Doctors such as Dr. Michael Holick, Dr. David Ayoub, Dr. Marvin E. Miller, Dr. Steven Gabaeff, and many others have testified and written medical reports for families accused of abusing their children – reports which assert that there are medical reasons for the children’s injuries or symptoms and that they are not cases of abuse.
Conclusion: How Much Longer will Society Allow Doctors to Have the Power to Kidnap Children and Destroy Families?
At what point will law enforcement and the courts stop letting Child Abuse Pediatricians, who have held themselves up as the ultimate authority regarding child abuse, continue condemning parents and stealing children by denying due process and preventing true investigations from happening when child abuse is suspected?
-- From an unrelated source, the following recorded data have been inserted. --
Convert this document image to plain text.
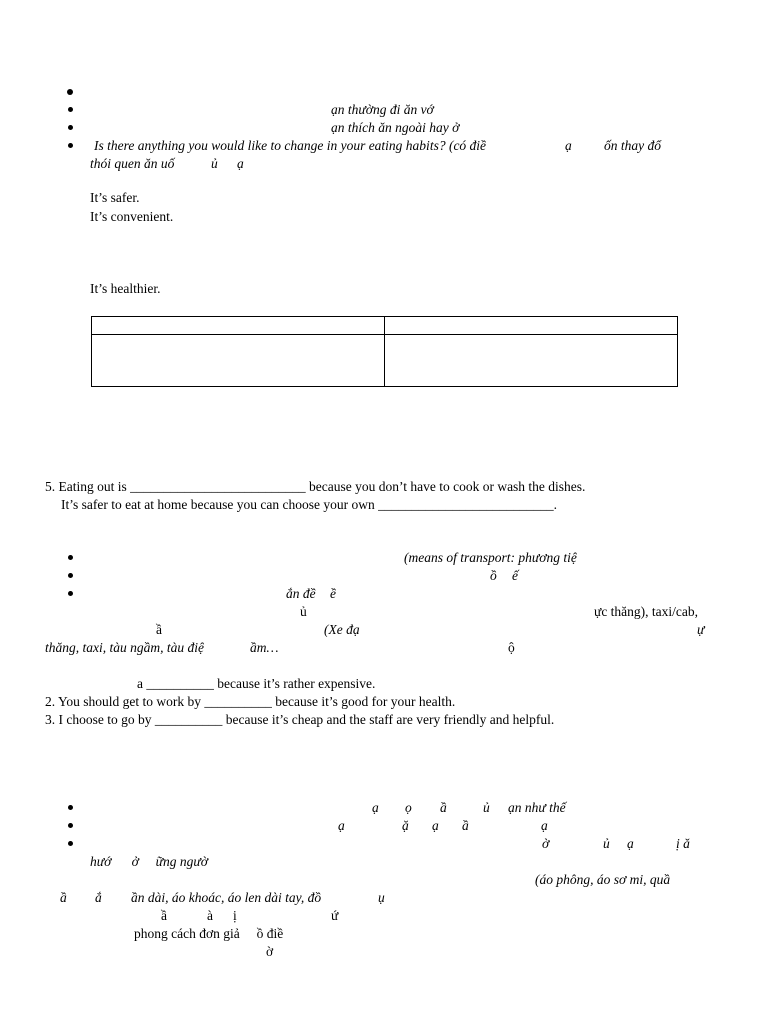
ạn thường đi ăn vớ
ạn thích ăn ngoài hay ở
Is there anything you would like to change in your eating habits? (có điề	ạ ốn thay đổ
thói quen ăn uố	ủ ạ
It’s safer.
It’s convenient.
It’s healthier.
5. Eating out is __________________________ because you don’t have to cook or wash the dishes.
It’s safer to eat at home because you can choose your own __________________________.
(means of transport: phương tiệ
ồ ế
ắn đề ề
ủ	ực thăng), taxi/cab,
ầ	(Xe đạ	ự
thăng, taxi, tàu ngầm, tàu điệ	ầm…	ộ
a __________ because it’s rather expensive.
2. You should get to work by __________ because it’s good for your health.
3. I choose to go by __________ because it’s cheap and the staff are very friendly and helpful.
ạ ọ ầ	ủ ạn như thế
ạ	ặ ạ ầ	ạ
ờ	ủ ạ	ị ă
hướ      ở     ững ngườ
(áo phông, áo sơ mi, quầ
ầ ắ ần dài, áo khoác, áo len dài tay, đồ	ụ
ầ	à ị	ứ
phong cách đơn giả     ồ điề
ờ
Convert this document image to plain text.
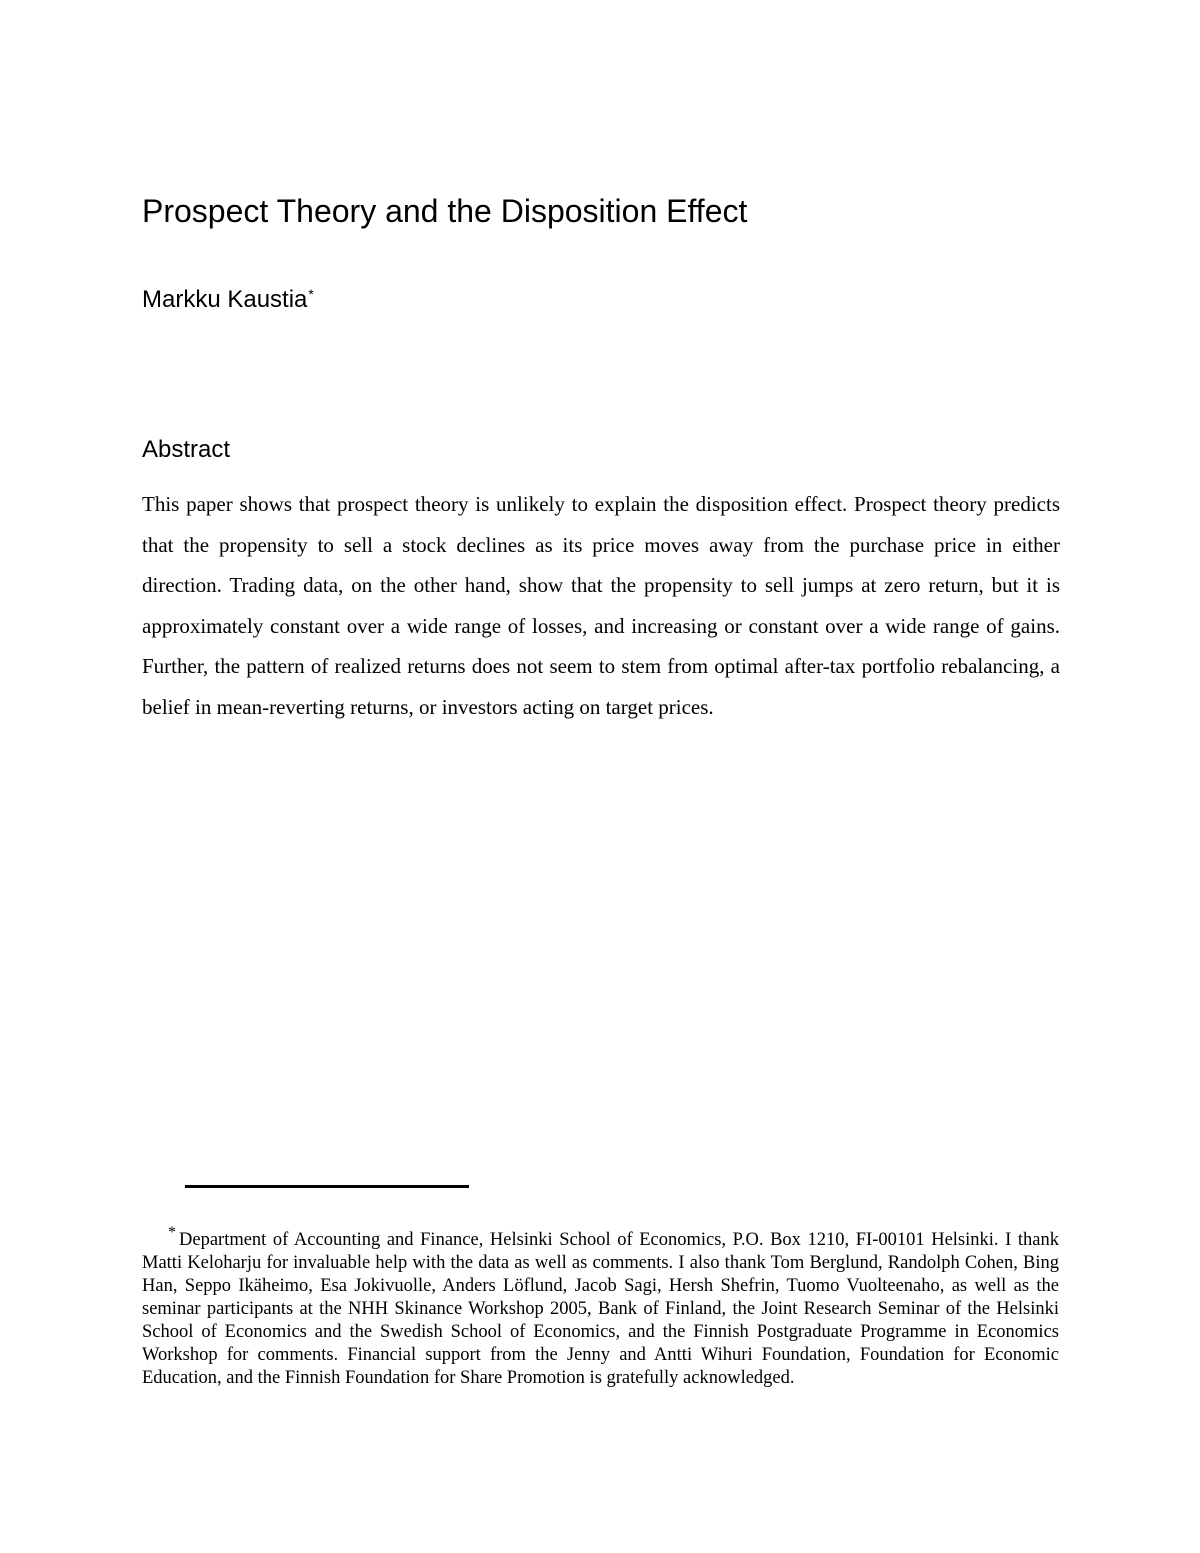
Prospect Theory and the Disposition Effect
Markku Kaustia*
Abstract

This paper shows that prospect theory is unlikely to explain the disposition effect. Prospect theory predicts that the propensity to sell a stock declines as its price moves away from the purchase price in either direction. Trading data, on the other hand, show that the propensity to sell jumps at zero return, but it is approximately constant over a wide range of losses, and increasing or constant over a wide range of gains. Further, the pattern of realized returns does not seem to stem from optimal after-tax portfolio rebalancing, a belief in mean-reverting returns, or investors acting on target prices.

* Department of Accounting and Finance, Helsinki School of Economics, P.O. Box 1210, FI-00101 Helsinki. I thank Matti Keloharju for invaluable help with the data as well as comments. I also thank Tom Berglund, Randolph Cohen, Bing Han, Seppo Ikäheimo, Esa Jokivuolle, Anders Löflund, Jacob Sagi, Hersh Shefrin, Tuomo Vuolteenaho, as well as the seminar participants at the NHH Skinance Workshop 2005, Bank of Finland, the Joint Research Seminar of the Helsinki School of Economics and the Swedish School of Economics, and the Finnish Postgraduate Programme in Economics Workshop for comments. Financial support from the Jenny and Antti Wihuri Foundation, Foundation for Economic Education, and the Finnish Foundation for Share Promotion is gratefully acknowledged.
When will pediatricians start doing the real work of doctors in searching for answers to health problems that could cause brittle bones and other illnesses? Should not every other medical option be explored first, to explain symptoms that are now, primarily, only being used to accuse parents of child abuse?
Should doctors really be used as expert witnesses in cases of child abuse simply on the basis of medical evidence, or should professional investigators from law enforcement trained in forensic evidence be utilized to investigate child abuse accusations, upholding the accused person’s Constitutional rights to due process of the law, just like any other suspected criminal?